MicroRNA-466 and microRNA-200 increase endothelial permeability in hyperglycemia by targeting Claudin-5

Endothelial cell (EC) permeability is essential to vascular homeostasis in diabetes. MicroRNAs are critical gene regulators whose roles in the EC permeability have yet to be characterized. This study aims to examine the change in cell permeability induced by miR-200 and miR-466 in ECs. Human aortic ECs and dermal microvascular ECs from healthy subjects and type 2 diabetic patients were used. Our in vitro experiments unveiled higher expressions of miR-200 family members and miR-466 in diabetic ECs and in healthy ECs when exposed to high glucose. Overexpression of both miR-200 and miR-466 significantly increased EC permeability through transcriptional suppression of Claudin-5, the cell tight junction protein, by directly binding to its 30 untranslated region. In a mouse model of chronic hyperglycemia mimicking type 2 diabetes in humans (db/db mice), the delayed closure rate of a full-thickness excisional wound was partly rescued by topical application of the miR-200 inhibitor.
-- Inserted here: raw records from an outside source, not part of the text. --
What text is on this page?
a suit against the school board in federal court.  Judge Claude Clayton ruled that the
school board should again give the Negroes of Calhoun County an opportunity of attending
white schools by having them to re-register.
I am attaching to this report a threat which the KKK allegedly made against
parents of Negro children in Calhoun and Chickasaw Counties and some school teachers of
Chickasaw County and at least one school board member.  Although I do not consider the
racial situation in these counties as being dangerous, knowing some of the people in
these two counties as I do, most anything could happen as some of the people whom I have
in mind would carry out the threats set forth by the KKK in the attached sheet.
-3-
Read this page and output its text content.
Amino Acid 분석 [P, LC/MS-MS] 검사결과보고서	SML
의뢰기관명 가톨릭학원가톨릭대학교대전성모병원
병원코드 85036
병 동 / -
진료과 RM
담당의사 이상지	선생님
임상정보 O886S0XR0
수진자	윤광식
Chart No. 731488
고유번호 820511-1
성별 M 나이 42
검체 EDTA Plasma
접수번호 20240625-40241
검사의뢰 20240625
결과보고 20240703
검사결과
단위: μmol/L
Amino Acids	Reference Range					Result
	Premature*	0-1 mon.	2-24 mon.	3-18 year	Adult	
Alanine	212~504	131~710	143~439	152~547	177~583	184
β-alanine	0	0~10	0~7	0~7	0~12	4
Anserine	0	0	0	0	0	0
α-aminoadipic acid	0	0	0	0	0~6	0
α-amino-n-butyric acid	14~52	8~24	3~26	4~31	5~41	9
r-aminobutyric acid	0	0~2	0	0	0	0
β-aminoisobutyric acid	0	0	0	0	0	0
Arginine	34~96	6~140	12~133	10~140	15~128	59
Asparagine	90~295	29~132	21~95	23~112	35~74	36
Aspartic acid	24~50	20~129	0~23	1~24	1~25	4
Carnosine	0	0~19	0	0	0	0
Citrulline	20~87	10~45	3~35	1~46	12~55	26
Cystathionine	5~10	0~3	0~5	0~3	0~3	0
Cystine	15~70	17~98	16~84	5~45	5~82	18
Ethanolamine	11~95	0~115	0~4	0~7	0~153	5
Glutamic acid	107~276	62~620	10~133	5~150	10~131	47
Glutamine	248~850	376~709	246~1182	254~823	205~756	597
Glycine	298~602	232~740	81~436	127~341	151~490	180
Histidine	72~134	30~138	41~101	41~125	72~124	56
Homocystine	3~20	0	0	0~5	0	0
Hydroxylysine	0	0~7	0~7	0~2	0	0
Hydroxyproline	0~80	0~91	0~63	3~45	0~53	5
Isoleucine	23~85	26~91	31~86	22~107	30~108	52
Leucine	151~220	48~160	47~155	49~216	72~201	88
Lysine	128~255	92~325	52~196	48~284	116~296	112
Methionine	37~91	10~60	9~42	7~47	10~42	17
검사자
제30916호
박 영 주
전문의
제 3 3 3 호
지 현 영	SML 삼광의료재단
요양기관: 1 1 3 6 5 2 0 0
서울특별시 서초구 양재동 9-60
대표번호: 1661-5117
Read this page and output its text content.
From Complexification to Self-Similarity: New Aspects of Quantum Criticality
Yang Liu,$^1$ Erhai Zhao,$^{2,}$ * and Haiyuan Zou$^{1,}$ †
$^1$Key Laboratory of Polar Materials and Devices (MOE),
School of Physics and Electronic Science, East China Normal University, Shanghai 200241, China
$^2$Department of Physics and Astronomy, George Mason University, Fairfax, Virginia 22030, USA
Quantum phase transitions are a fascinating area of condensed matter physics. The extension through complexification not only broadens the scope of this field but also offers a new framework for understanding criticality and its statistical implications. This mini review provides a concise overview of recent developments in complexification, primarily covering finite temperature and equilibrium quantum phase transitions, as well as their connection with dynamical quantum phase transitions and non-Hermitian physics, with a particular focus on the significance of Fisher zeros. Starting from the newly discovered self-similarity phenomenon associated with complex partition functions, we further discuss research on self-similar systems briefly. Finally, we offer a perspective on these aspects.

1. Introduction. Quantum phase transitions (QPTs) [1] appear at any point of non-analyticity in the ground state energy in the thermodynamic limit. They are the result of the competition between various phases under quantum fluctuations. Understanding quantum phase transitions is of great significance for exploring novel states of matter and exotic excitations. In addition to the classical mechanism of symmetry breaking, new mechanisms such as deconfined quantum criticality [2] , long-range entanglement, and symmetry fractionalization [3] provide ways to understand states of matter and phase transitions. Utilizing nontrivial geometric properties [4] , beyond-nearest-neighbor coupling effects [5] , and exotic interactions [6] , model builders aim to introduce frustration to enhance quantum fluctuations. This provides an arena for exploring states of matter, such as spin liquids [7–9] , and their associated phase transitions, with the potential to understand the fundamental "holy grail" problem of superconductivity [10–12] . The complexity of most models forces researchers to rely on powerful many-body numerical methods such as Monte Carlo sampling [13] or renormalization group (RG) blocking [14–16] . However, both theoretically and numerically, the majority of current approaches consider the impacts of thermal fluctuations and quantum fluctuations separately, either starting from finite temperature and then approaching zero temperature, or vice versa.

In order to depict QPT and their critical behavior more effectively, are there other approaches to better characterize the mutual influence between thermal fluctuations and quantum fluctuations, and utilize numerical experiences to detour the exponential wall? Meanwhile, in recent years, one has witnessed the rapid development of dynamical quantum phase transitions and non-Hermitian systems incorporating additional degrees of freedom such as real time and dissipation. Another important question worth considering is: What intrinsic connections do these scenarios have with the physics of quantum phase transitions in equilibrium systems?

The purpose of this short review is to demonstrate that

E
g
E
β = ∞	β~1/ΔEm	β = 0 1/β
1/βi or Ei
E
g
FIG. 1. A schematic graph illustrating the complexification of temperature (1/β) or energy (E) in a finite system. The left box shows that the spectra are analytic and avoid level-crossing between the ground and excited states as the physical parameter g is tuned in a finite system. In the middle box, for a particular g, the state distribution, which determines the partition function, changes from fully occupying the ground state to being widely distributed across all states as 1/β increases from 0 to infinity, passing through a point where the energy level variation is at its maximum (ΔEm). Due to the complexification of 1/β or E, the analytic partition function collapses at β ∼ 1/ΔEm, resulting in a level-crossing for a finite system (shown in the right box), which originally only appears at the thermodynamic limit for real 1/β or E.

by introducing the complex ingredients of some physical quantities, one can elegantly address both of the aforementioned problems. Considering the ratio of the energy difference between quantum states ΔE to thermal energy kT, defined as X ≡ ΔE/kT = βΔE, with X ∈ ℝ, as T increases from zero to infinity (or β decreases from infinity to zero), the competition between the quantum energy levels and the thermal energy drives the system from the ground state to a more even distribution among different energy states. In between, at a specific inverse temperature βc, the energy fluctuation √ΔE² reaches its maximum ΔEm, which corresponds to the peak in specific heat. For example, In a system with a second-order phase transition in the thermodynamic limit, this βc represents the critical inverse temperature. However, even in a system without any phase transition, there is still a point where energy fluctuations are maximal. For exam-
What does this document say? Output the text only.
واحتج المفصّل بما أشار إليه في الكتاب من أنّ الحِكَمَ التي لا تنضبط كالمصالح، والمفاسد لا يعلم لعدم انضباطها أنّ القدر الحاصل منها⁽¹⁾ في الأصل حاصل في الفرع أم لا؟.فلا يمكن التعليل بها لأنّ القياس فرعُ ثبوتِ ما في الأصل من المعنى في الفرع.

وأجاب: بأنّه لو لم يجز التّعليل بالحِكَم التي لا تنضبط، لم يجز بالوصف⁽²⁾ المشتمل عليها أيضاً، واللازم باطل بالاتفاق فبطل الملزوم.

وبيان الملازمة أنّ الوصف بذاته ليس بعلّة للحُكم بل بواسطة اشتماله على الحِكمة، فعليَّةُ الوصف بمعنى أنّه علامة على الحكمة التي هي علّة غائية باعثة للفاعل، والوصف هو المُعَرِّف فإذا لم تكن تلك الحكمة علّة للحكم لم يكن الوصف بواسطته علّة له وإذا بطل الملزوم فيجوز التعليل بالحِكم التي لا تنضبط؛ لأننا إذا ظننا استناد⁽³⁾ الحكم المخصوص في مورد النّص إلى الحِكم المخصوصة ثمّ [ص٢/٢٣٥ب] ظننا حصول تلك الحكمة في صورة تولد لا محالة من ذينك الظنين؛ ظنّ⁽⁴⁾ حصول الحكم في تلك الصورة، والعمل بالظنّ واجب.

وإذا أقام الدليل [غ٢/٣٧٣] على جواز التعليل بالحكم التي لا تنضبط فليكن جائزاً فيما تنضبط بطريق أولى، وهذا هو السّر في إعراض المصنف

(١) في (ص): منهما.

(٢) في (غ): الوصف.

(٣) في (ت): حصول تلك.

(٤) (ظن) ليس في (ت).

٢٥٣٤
The topical application of both miR200 and miR-466 inhibitors exhibited improved efficacy in accelerating wound closure compared with the topical application of miR-200 inhibitor alone. Our study demonstrated the potentially effective approach of miR-200/miR-466 cocktail inhibition to restore vascular integrity and tissue repair in hyperglycemia.

Automated summary

This study found that miR-200 and miR-466 are upregulated in diabetic endothelial cells, leading to increased cell permeability. These miRNAs suppress the transcription of Claudin-5, a tight junction protein, by binding to its untranslated region. In a mouse model, topical application of miR-200 inhibitor partially improved wound healing, while the combined application of miR-200 and miR-466 inhibitors showed better efficacy.